VW-Hauptversammlung
Piech: Pischetsrieder war der Falsche

Er hat seinen Vertrauten Martin Winterkorn letztlich doch auf den Posten des VW-Vorstandsvorsitzenden gehievt - und kann es doch nicht lassen, gegen dessen Vorgänger nachzukarten: Unverblümt hat VW-Chefkontrolleur Ferdinand Piech dem abgesägten Konzernführer Bernd Pischetsrieder wenig schmeichelhafte Dinge bescheinigt.

HB HAMBURG. Piech begründete am Donnerstag auf der Hauptversammlung des Unternehmens in Hamburg erstmals öffentlich, warum er 2002 zunächst Pischetsrieder zu seinem Nachfolger machte anstelle seines Vertrauten Winterkorn: „Ich hatte Hemmungen, jemanden der mir fachlich und menschlich nahe steht, damals, vor fünf Jahren als meinen Nachfolger vorzuschlagen“, sagte Piech auf der Hauptversammlung. Winterkorn war damals Entwicklungschef bei VW. Piech weiter: „Zu spät habe ich erkannt, den Falschen gewählt zu haben. Ich habe das mit Mühe im November korrigiert.“ Der Aufsichtsrat hatte im November vergangenen Jahres einstimmig gegen Pischetsrieder und für Winterkorn als VW-Chef votiert.

Erst im Mai 2006 hatte das Kontrollgremium Pischetsrieders Vertrag um fünf Jahre verlängert. Diese Entscheidung begründete Piech damit, dass Pischetsrieders Vertrag damals ohne Verlängerung ausgelaufen wäre. Zu diesem Zeitpunkt sei der Aufsichtsrat davon überzeugt gewesen, dass eine Verlängerung des Vertrages sinnvoll gewesen sei. „Davon waren wir später nicht mehr überzeugt“, sagte Piech. Pischetsrieder habe keine Abfindung erhalten, da er weiterhin für VW tätig sei. Pischetsrieder erhalte eine weitgehend vergleichbare Vergütung. „Sie ist unserer Meinung nach angemessen“, sagte Piech.

Hintergrund der Erklärung von Piech waren bohrende Fragen der Aktionäre: Anteilseigner hatten wissen wollen, warum der Vertrag von Pischetsrieder im Frühjahr 2006 um fünf Jahre verlängert wurde und er dann im November abtreten musste. Das koste den Konzern Millionenbeträge, hieß es. Piech war in den Jahren 2002 bis 2006 immer unzufriedener mit der Arbeit von Pischetsrieder geworden: Der frühere BMW-Chef setzte einen radikalen Sanierungskurs bei VW durch und strich auch Lieblingsprojekte von Piech zusammen, nahm etwa die Edelkarosse Phaeton wegen Erfolglosigkeit vom US-Markt.

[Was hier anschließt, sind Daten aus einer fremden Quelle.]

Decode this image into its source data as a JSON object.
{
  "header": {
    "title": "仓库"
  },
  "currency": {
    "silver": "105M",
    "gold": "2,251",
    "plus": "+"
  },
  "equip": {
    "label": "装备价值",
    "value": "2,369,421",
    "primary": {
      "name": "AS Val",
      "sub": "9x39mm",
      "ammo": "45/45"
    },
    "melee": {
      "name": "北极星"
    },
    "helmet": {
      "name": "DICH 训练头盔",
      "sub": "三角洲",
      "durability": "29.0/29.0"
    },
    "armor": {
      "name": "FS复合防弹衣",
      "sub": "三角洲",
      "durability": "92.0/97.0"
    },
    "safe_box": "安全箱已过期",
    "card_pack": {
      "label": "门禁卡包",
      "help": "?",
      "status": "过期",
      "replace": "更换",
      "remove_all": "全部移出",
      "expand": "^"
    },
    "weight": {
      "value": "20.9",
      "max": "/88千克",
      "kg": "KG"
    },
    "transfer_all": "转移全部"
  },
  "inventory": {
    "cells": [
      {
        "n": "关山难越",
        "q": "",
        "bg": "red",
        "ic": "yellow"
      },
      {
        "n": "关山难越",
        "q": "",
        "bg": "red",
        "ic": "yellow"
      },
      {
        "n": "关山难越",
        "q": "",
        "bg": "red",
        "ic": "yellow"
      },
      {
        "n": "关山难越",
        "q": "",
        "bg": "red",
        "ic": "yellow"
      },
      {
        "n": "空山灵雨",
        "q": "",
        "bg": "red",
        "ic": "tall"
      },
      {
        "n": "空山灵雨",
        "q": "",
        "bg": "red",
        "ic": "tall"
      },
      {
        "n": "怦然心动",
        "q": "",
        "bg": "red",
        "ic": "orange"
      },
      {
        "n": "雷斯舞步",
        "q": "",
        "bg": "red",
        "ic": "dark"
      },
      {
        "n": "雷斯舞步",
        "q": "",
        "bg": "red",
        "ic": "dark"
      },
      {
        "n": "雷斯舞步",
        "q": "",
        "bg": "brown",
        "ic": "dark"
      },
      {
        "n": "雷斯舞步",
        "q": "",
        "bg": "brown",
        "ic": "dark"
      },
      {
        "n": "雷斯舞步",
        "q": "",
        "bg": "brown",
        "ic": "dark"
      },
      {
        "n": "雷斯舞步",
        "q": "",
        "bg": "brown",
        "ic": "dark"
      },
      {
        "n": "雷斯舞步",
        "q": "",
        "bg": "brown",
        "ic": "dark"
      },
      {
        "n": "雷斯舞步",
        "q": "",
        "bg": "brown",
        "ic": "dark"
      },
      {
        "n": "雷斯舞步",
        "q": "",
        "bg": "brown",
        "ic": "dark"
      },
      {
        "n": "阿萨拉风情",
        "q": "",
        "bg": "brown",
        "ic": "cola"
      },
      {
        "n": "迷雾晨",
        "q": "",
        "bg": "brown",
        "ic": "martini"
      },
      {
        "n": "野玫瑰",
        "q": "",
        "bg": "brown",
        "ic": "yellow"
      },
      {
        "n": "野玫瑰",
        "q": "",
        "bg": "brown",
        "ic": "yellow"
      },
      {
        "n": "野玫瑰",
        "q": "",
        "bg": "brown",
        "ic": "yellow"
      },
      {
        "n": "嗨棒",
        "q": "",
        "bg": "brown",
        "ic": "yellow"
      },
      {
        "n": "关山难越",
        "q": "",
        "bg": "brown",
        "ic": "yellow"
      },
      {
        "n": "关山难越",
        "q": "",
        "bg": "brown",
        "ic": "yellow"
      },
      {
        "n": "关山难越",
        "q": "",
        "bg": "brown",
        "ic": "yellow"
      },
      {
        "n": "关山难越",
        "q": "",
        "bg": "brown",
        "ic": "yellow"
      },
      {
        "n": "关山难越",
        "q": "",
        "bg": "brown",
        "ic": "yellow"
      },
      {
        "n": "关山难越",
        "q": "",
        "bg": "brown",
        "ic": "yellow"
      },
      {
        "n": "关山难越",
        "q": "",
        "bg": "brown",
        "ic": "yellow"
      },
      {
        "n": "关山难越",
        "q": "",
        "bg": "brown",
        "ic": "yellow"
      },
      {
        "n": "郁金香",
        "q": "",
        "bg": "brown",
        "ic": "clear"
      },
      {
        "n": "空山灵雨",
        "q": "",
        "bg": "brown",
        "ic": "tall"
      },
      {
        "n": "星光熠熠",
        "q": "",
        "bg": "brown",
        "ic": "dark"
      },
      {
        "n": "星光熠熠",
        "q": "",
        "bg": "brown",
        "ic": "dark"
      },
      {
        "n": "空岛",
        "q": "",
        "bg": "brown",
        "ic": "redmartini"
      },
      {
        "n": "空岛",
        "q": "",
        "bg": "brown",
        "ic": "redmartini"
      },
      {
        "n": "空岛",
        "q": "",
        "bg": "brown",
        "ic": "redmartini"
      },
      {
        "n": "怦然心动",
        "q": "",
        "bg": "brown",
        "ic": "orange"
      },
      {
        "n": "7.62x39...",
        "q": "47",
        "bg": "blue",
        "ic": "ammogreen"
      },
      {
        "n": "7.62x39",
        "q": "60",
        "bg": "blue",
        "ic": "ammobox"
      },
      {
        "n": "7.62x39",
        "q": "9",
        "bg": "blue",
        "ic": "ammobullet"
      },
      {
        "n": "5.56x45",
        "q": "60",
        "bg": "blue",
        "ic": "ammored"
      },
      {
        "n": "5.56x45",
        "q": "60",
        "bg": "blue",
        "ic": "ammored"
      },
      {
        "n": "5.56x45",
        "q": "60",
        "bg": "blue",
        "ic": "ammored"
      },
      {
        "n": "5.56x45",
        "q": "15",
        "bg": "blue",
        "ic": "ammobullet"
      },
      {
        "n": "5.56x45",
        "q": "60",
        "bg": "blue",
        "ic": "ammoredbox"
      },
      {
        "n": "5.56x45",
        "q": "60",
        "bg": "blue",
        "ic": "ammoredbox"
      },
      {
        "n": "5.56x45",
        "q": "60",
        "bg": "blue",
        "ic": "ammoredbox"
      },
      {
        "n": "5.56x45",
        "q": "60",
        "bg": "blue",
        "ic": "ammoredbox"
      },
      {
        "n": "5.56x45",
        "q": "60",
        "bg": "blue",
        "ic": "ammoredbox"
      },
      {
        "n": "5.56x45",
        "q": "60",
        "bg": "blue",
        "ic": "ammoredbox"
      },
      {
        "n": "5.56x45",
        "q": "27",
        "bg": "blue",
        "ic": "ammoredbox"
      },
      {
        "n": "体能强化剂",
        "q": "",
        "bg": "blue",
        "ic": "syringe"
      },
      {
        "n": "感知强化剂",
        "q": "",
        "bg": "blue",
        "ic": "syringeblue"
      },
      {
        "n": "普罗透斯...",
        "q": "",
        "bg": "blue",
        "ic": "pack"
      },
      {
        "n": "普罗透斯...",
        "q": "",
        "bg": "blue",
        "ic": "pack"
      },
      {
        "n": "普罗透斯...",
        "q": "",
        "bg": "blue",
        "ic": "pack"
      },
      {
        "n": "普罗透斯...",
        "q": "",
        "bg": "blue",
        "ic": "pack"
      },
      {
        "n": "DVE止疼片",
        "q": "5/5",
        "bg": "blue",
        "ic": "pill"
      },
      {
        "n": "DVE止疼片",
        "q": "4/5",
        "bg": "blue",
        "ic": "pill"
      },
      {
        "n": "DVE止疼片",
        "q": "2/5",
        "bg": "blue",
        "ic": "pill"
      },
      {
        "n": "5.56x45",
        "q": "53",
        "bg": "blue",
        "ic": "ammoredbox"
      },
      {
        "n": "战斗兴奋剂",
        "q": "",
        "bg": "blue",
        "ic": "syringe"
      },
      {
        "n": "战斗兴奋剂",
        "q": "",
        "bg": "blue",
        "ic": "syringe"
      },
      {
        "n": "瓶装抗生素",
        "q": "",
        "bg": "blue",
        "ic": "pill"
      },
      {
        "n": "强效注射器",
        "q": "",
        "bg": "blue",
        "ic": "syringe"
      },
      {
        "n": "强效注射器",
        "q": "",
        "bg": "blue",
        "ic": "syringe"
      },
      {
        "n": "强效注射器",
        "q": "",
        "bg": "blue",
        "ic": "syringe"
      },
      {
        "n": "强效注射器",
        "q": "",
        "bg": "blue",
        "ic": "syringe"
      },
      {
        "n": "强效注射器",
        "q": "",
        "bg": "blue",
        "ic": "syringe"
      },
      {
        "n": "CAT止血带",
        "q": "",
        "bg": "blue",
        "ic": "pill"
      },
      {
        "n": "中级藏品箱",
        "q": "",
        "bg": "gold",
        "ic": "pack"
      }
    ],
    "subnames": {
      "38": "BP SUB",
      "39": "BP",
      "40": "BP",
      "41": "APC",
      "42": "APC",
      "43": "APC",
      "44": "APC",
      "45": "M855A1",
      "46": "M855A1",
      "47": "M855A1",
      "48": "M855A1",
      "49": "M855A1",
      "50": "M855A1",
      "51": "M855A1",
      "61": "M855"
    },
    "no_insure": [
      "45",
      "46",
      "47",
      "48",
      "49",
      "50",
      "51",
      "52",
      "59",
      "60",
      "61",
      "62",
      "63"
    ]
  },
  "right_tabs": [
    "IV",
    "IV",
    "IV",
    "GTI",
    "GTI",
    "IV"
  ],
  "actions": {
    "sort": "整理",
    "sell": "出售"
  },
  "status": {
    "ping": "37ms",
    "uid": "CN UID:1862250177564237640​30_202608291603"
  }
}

Der Streit wurde Anfang 2006 öffentlich: Piech hatte einer Zeitung gesagt, die Verlängerung des auslaufenden Vertrages von Pischetsrieder sei eine „offene Frage“. Nach einer monatelangen Hängepartie verlängerte der Aufsichtsrat den Vertrag im Mai 2006 um fünf Jahre bis 2012. Pischetsrieder hatte es geschafft, die Arbeitnehmervertreter im Aufsichtsrat hinter sich zu bringen. Offenbar als Gegenleistung schloss der Vorstand damals mit dem Betriebsrat eine Vereinbarung, wonach die Sicherung von Arbeitsplätzen und Standorten in der Konzernstrategie festgeschrieben werden soll.

Doch Piech ließ nicht locker: Er machte als Aufsichtsratschef weiter Druck gegen Pischetsrieder. Im November dann hatte er offenbar die Arbeitnehmerbank umgestimmt. Beobachter hatten den Personalwechsel damals als Teil der Absicht von Piëch gedeutet, seinen Macht über den VW-Konzern zu festigen. Zuvor war bereits der Sportwagenbauer Porsche, dessen Großaktionär Piech ist, bei VW als Hauptaktionär eingestiegen. Pischetsrieder ist heute weiter mit einem Vorstandsgehalt bei VW beschäftigt, gehört aber nicht mehr dem Vorstand an. Was er konkret tut, ist unklar.